P - Você também se queixou de que ninguém falava mais de José Wilker, Claudio Marzo, Hugo Carvana, seus amigos. Tem medo de ser esquecida?

BETTY FARIA - Penso nisso de uma maneira fria e tranquila. Porque Wilker e Claudio foram tão famosos, atores maravilhosos. Morreu, acabou. Nesse momento, estou lutando pela cultura do Brasil, para gente não perder de vez a memória de tudo que foi feito. E eles são reflexo disso. Quero ver retrospectiva de filmes com Claudio Marzo, com Wilker... Isso faz parte da nossa cultura, não se pode destruir.

 

P - Se arrepende de algo?

BETTY FARIA - Me arrependo seriamente de uma coisa na minha vida particular que prefiro não falar. Quem não se arrepende é burro e repete o mesmo erro. Os trabalhos que não aceitei foi porque meu coração não queria. Se eu não gostasse do "paulinho", não ia trabalhar com ele e ponto. A Viúva Porcina, por exemplo, eu a detestava (Betty interpretou a personagem na primeira versão de "Roque santeiro", censurada em 1975, e, quando a novela foi retomada, ela recusou o papel). Eu a achava uma escrota, com aquele homem... Eu gostava da Tieta, que era do bem.

 

P - Drummond disse que o amor começa tarde, que é privilégio dos maduros. Concorda com isso? Está amando atualmente?

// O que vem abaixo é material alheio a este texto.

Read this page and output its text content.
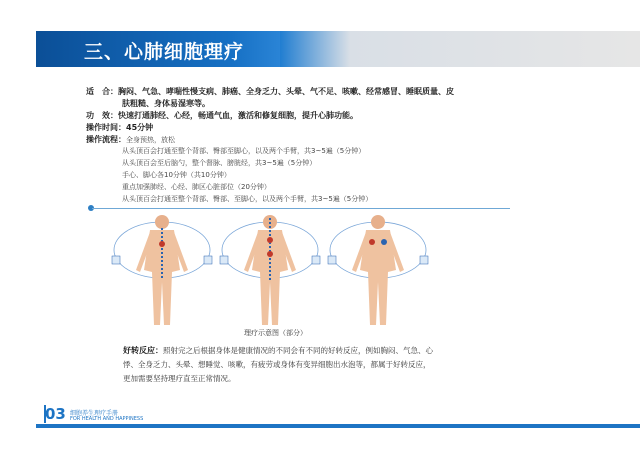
三、心肺细胞理疗
适　合：胸闷、气急、哮喘性慢支病、肺癌、全身乏力、头晕、气不足、咳嗽、经常感冒、睡眠质量、皮
肤粗糙、身体易湿寒等。
功　效：快速打通肺经、心经，畅通气血，激活和修复细胞，提升心肺功能。
操作时间：45分钟
操作流程：全身预热，放松
从头顶百会打通至整个背部、臀部至脚心，以及两个手臂，共3~5遍（5分钟）
从头顶百会至后脑勺，整个督脉、膀胱经，共3~5遍（5分钟）
手心、脚心各10分钟（共10分钟）
重点加强肺经、心经、肺区心脏部位（20分钟）
从头顶百会打通至整个背部、臀部、至脚心，以及两个手臂，共3~5遍（5分钟）
理疗示意图（部分）
好转反应：照射完之后根据身体是健康情况的不同会有不同的好转反应，例如胸闷、气急、心悸、全身乏力、头晕、想睡觉、咳嗽，有疲劳或身体有变异细胞出水泡等，都属于好转反应，更加需要坚持理疗直至正常情况。
03 细胞养生理疗手册
FOR HEALTH AND HAPPINESS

BETTY FARIA - Amor de homem e mulher, não. Estou amando as pessoas. Mas eu não concordo com isso sobre o amor maduro. Acho que ele chega em todas as épocas, idades, gerações. Enquanto eu estiver viva, posso amar, me apaixonar, fazer papel de ridícula.

 

P - O tesão continua às vésperas dos 80 anos?

BETTY FARIA - Jane Fonda fala sobre isso de uma forma interessante no livro "Prime time". Tenho visto na Internet, personalidades e celebridades que falam de sua intimidade e sexualidade com um despudoramento tão grande que fico abismada. Minha mãe diria "que falta de classe" (risos). Não existe a coisa guardada que havia na minha geração. Meus amigos não eram assim. Não acho gostoso falar sobre isso. São minhas intimidades, não abro mão. Além de ser obrigação minha para não comprometer as pessoas que conviveram ou convivem com a minha intimidade. Eu as protejo. Sabe como se chama isso lá em Copacabana (bairro onde a atriz foi criada)? Come quieto (risos).

 

P - Dizem que o seu casamento com Daniel Filho terminou porque você teria pulado a cerca...

BETTY FARIA - Ele é meu amigo, a gente se gosta muito. É avô dos meus netos, me indica filmes para ver. Pelo meio do caminho podemos ter feitos bobagens, mas foram insignificantes diante do nosso caminho e amor eterno.